The Holy Father took a long and blood-stained switch from its place on a hook and started beating himself across the thighs and back until rivulets of blood ran down his cloak and dripped onto the floor.
“Ah, that’s better,” he purred as he replaced the switch. “I was going to thrash you, but thought better of it. We can’t send a scarred brother across that particular desert, can we? The wounds might get infected and he might die before he’s done his duty.”
“What is the duty, sir?” asked the brother nervously, aware that the drops of blood fouling the stone floor of the cell might well be joined by his own if he asked the wrong question. And it was easy to do that. The Father Superior was always the arbiter of what was right and what was wrong, and trying to prejudge his judgements was notoriously difficult.
This time Brother Imageous was relatively safe.
“Ah, that is simple,” came the reply in a distant kind of voice. “You must cross the blasted desert until you come to its very centre where you will find a harlot’s den in which, lying on a bed of soft mosses and softer feathers, you will find your Maker…”
This came as a shock to Brother Imageous. In truth, the last personage he wanted to meet, on this world or basking on the clover fields of the next, was his Maker. It was sufficient for him to believe with a small corner of his mind that there was no Maker and consequently no chance of ever meeting so severe a character, and he was quite happy spending his life in the Monastery basking in that minuscule corner of his own mind.
But to meet him? In the flesh and trolloping on a harlot’s luxurious bed? It was unthinkable in much the same way as flying unaided to the moon was unthinkable. He didn’t want to do it. He had never wanted so much as to share the same continent with his Maker. And anyway, what was a desert?
Imageous had never had the best of educations. He’d had a little history thrashed into him, especially those elements that centred on famous whores of the past, and he’d quite enjoyed the whore bits but not the thrashing encouragement to learning. And he’d been forced to imbibe huge amounts of religious education in which wars in Heaven figured prominently, along with the absolute need for God’s chosen people (|in this instance the inhabitants of monasteries, particularly this one) to pray with such a frequency he doubted any deity’s ability to concentrate on so much barely audible muttering. But who was he to question tradition?

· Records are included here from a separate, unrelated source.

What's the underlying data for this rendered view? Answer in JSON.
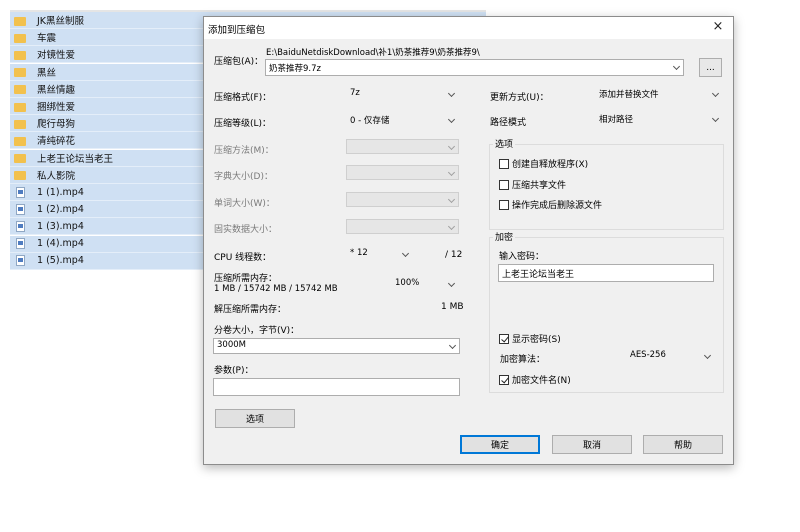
{
  "file_list": {
    "items": [
      {
        "name": "JK黑丝制服",
        "type": "folder-icon"
      },
      {
        "name": "车震",
        "type": "folder-icon"
      },
      {
        "name": "对镜性爱",
        "type": "folder-icon"
      },
      {
        "name": "黑丝",
        "type": "folder-icon"
      },
      {
        "name": "黑丝情趣",
        "type": "folder-icon"
      },
      {
        "name": "捆绑性爱",
        "type": "folder-icon"
      },
      {
        "name": "爬行母狗",
        "type": "folder-icon"
      },
      {
        "name": "清纯碎花",
        "type": "folder-icon"
      },
      {
        "name": "上老王论坛当老王",
        "type": "folder-icon"
      },
      {
        "name": "私人影院",
        "type": "folder-icon"
      },
      {
        "name": "1 (1).mp4",
        "type": "video-file-icon"
      },
      {
        "name": "1 (2).mp4",
        "type": "video-file-icon"
      },
      {
        "name": "1 (3).mp4",
        "type": "video-file-icon"
      },
      {
        "name": "1 (4).mp4",
        "type": "video-file-icon"
      },
      {
        "name": "1 (5).mp4",
        "type": "video-file-icon"
      }
    ]
  },
  "dialog": {
    "title": "添加到压缩包",
    "close_icon": "×",
    "archive_label": "压缩包(A)：",
    "archive_path": "E:\\BaiduNetdiskDownload\\补1\\奶茶推荐9\\奶茶推荐9\\",
    "archive_name": "奶茶推荐9.7z",
    "browse_label": "...",
    "format_label": "压缩格式(F)：",
    "format_value": "7z",
    "level_label": "压缩等级(L)：",
    "level_value": "0 - 仅存储",
    "method_label": "压缩方法(M)：",
    "dict_label": "字典大小(D)：",
    "word_label": "单词大小(W)：",
    "solid_label": "固实数据大小：",
    "cpu_label": "CPU 线程数：",
    "cpu_value": "* 12",
    "cpu_max": "/ 12",
    "mem_comp_label": "压缩所需内存：",
    "mem_comp_detail": "1 MB / 15742 MB / 15742 MB",
    "mem_percent": "100%",
    "mem_decomp_label": "解压缩所需内存：",
    "mem_decomp_value": "1 MB",
    "volume_label": "分卷大小，字节(V)：",
    "volume_value": "3000M",
    "params_label": "参数(P)：",
    "params_value": "",
    "options_button": "选项",
    "update_label": "更新方式(U)：",
    "update_value": "添加并替换文件",
    "path_label": "路径模式",
    "path_value": "相对路径",
    "options_group": "选项",
    "opt_sfx": "创建自释放程序(X)",
    "opt_shared": "压缩共享文件",
    "opt_delete": "操作完成后删除源文件",
    "encrypt_group": "加密",
    "password_label": "输入密码：",
    "password_value": "上老王论坛当老王",
    "show_password": "显示密码(S)",
    "enc_method_label": "加密算法：",
    "enc_method_value": "AES-256",
    "encrypt_names": "加密文件名(N)",
    "ok_button": "确定",
    "cancel_button": "取消",
    "help_button": "帮助"
  }
}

“So what exactly is a desert?” he asked, aware of the gross insolence of the question, which thankfully appeared to pass the Father Superior by.
“A desert is a land of sand, sand and more sand,” intoned his craggy superior, farting. “A desert is a place where it never rains unless it pours once in every other century, where sands blow into mighty hillocks called dunes and where your Maker lives with his chosen Jezebels who have made the ultimate sacrifice of refusing underwear, in a pink and red harlotery where they can practice their harlotry.”
“And I must cross a desert like that?” stammered Imageous.
“That you must. And a word of warning. You must not robe yourself as you would at home, for the sun beats mercilessly down onto the dry land and would soon cook you if you wrap up as warmly as you are obliged to do here. No, you must wear a much lighter and less … less enveloping robe. You must wear a mini-robe. It will be provided. And a wide-brimmed hat, the sort worn by ancient wizards. You must wear one of those too, or the sun may send you balmy, and that would never do, a balmy Brother facing the omniscience of his Maker!”
“Oh dear…” began Imageous, and paused.
“And you must go this very day to the turn-style, which is the very entrance to the long desert road,” continued the Father Superior, ignoring him. “You’ll need some coins for that or it won’t let you pass. So go and prepare, and count your blessings…
“Yes, your holiness,” muttered Imageous, but his superior was busy crouching in the corner and dismissed him with a wave of his masterful hand.